Description
Feature or enhancement
Proposal:
For the lark parsing library we currently use the private re._parser
module, as noticed when reorganizing the relevant libraries in #91308. The only information we need is the minimum and maximum width of a match a pattern can have.
My suggestion is to add relevant attributes/properties to the Pattern
class, for example as with the names min_width
and max_width
. max_width
could be either None
or MAXREPEAT
(the constant from re._constants
/_sre
) when the pattern could match an (essentially) unlimited amount of text.
pattern = re.compile(r"abc?d?e")
assert (pattern.min_width, pattern.max_width) == (3, 5)
pattern = re.compile(r"(a*b+){2, 5}")
assert (pattern.min_width, pattern.max_width) == (2, None)

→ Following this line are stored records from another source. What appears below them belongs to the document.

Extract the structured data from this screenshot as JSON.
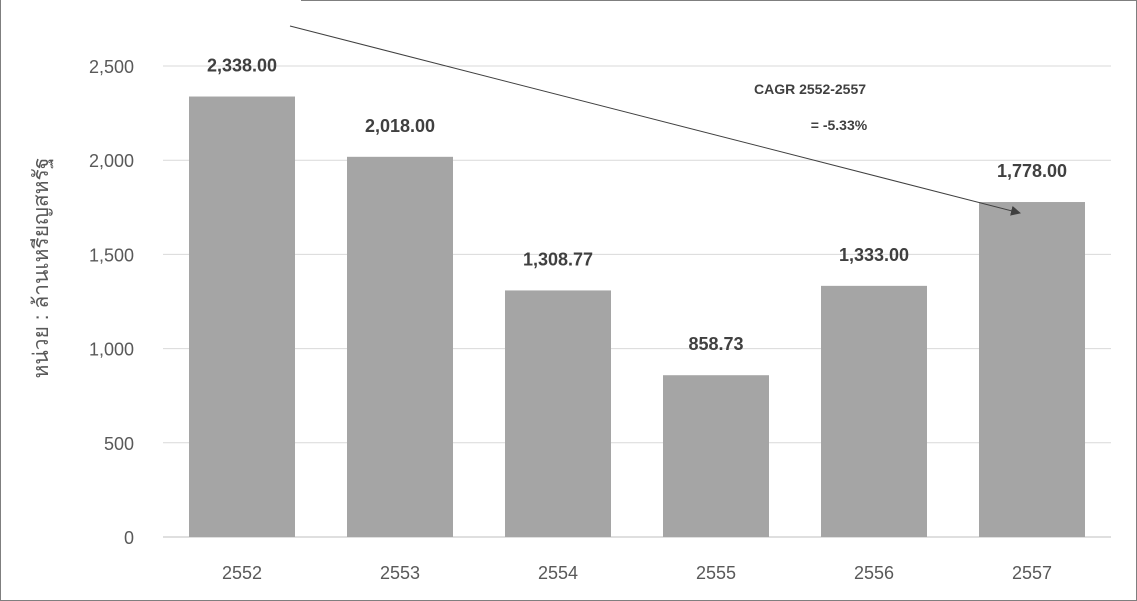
{
  "chart_data": {
    "type": "bar",
    "categories": [
      "2552",
      "2553",
      "2554",
      "2555",
      "2556",
      "2557"
    ],
    "values": [
      2338.0,
      2018.0,
      1308.77,
      858.73,
      1333.0,
      1778.0
    ],
    "data_labels": [
      "2,338.00",
      "2,018.00",
      "1,308.77",
      "858.73",
      "1,333.00",
      "1,778.00"
    ],
    "title": "",
    "xlabel": "",
    "ylabel": "หน่วย : ล้านเหรียญสหรัฐ",
    "ylim": [
      0,
      2500
    ],
    "yticks": [
      0,
      500,
      1000,
      1500,
      2000,
      2500
    ],
    "ytick_labels": [
      "0",
      "500",
      "1,000",
      "1,500",
      "2,000",
      "2,500"
    ],
    "grid": true,
    "bar_color": "#a5a5a5",
    "gridline_color": "#d9d9d9",
    "annotation": {
      "line1": "CAGR 2552-2557",
      "line2": "= -5.33%"
    }
  }
}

As an alternative, the re._*
modules could be made a public and stable API, although this doesn't appear to be a well liked option from my reading of the above linked PR. I would like this, primarily for implementing custom regex analyzers (there a few such users of the re._parser
module out there), but I think this would have to be a PEP.
Has this already been discussed elsewhere?
This is a minor feature, which does not need previous discussion elsewhere
Links to previous discussion of this feature:
I don't think this is a major enough feature to require widespread discussion. I requested a similar feature in the third party regex
library. Preferably ofcourse both would have the same interface.